There was no guarantee that I would survive that long. In fact, I very nearly didn’t. Choosing to take up a low carb diet in 2015 didn’t just change my life; I now believe it very likely saved it.
Perhaps the most tangible effect of all of that skin left over after the fact, was having to find a place for it all when trying to tuck in a shirt. Do I lift the apron up and let the shirt overhang accordingly, or do I just stuff the whole lot of it downwards? The details of the dilemma over how to wear my clothes had changed, but the same basic question was still there. Do I wear it high, or do I wear it low?
And so that became the primary reason why I ultimately chose to go ahead with the surgery in 2018, to get that excess skin removed. The actual circumstances that finally played out were slightly different to what I had imagined when I was younger, as I had in fact lost the weight already by then, and so this was just the clean-up job at the end of the road, the finishing touch to my own weight loss story.
The idea of undergoing any procedure such as this is a very personal decision to make either way, of course. I can’t speak for anybody else’s circumstances. But I knew enough to make the call for me.
The weeks of recovery that followed were difficult at first, but became progressively easier. As I wrote in my personal journal in one of my first entries following the surgery itself: “If I could survive being fat for 30+ years, I can survive these few weeks/months of recovery, if it means another 30+ years of being how I want to be.”

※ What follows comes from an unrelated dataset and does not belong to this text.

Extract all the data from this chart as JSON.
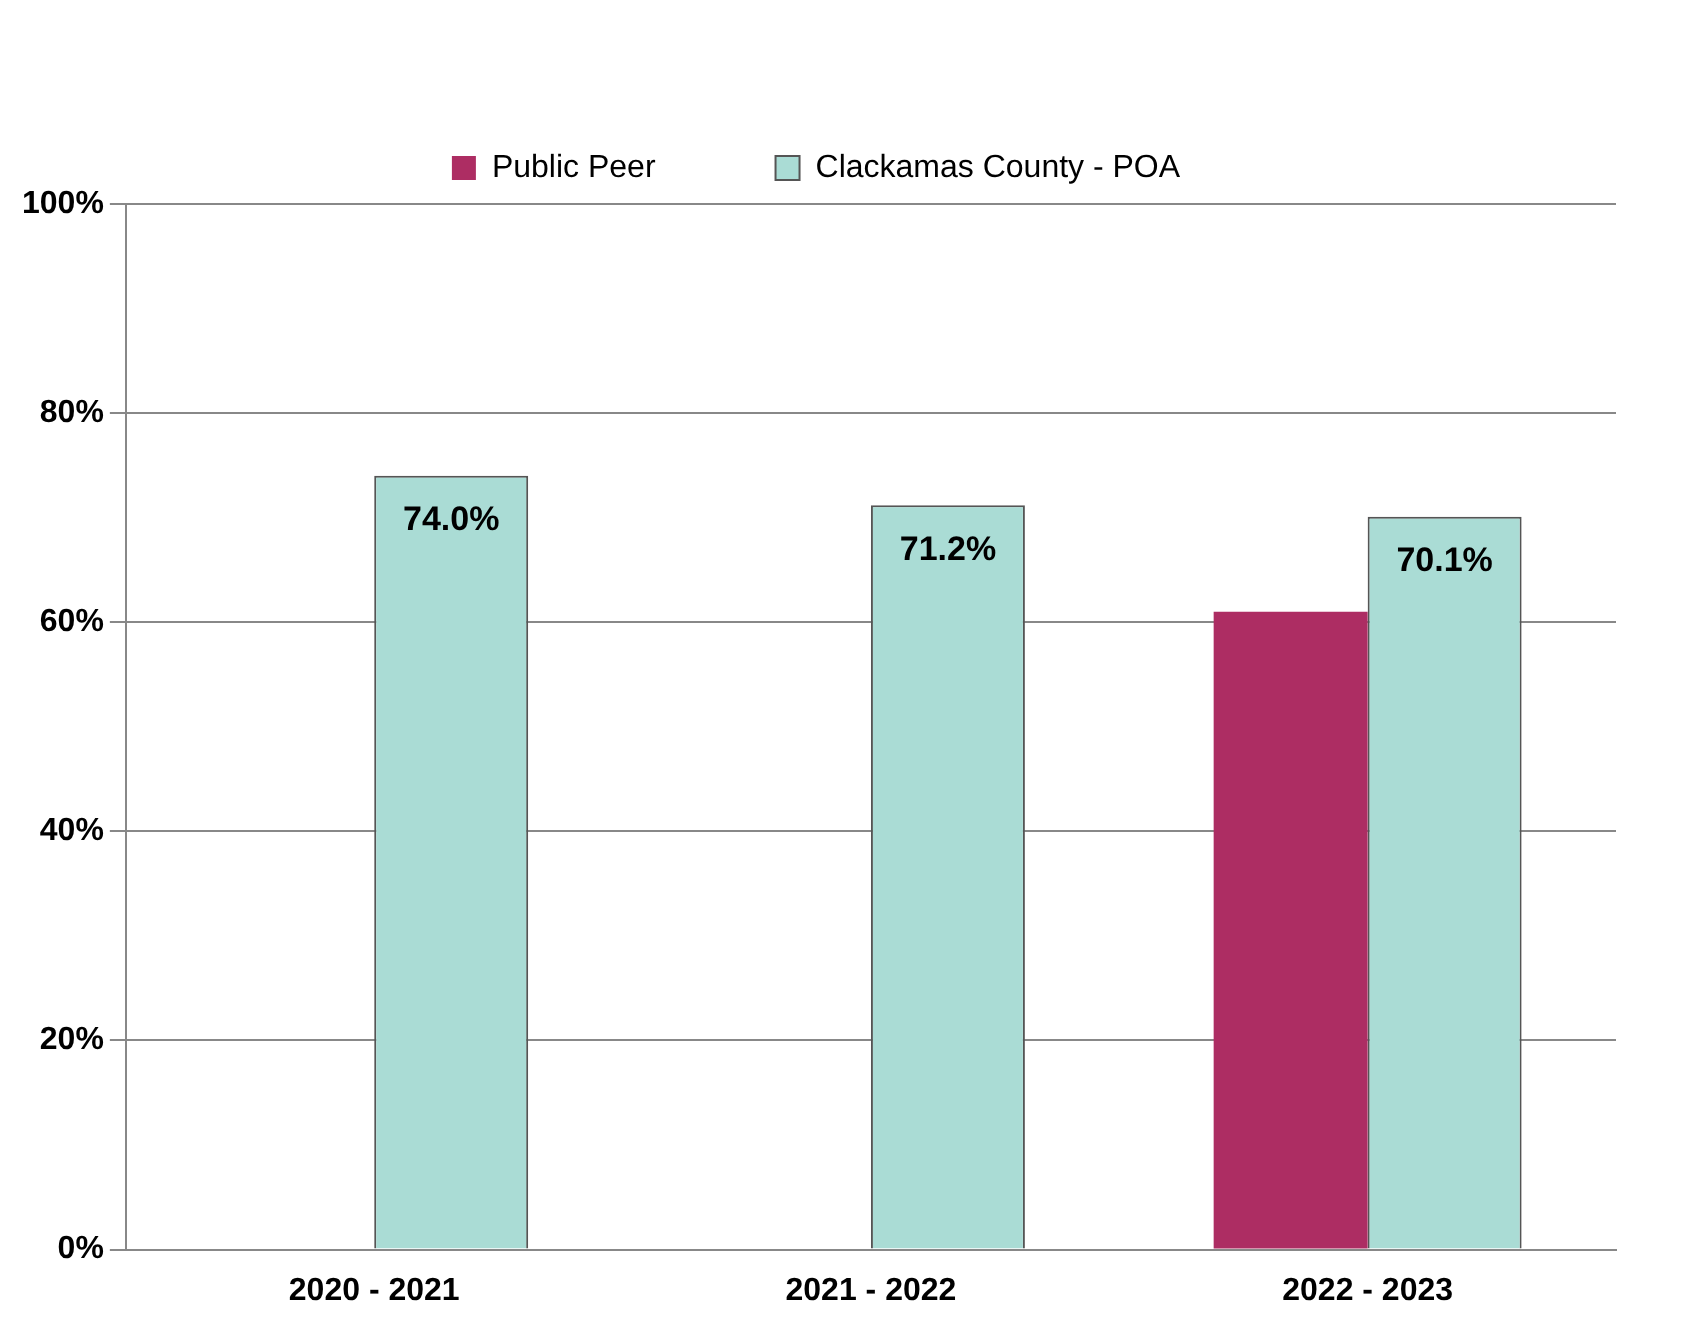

Within the space of two months, I was strong enough to return to work again. By then I was about to mark my 40th birthday, as good a way as any to mark a sort of closure in my mind, and to start to wonder what might lie ahead for me in my future, with the worst of my past life now fully behind me.
I’m hardly a picture of perfection, even now. I still have my dimples, my stretch marks, my wrinkles, my scars. But then, perfection was never the goal in the first place. No, the goal here was always so much simpler than that.
Even when the moment finally came, the outwardly small act of being able to properly tuck in a shirt for the first time in my life, at the final follow-up appointment with the nurse at the surgeon’s clinic, was a surprisingly bigger deal to me than I might have expected beforehand.
“So, this is what it’s like,” I thought to myself. Not just to look normal, but to feel normal. After half a lifetime of wishing and wondering, it was all that I had ever hoped for, and it was all that I had dreamed it could ever be.
I could have hugged the nurse that day.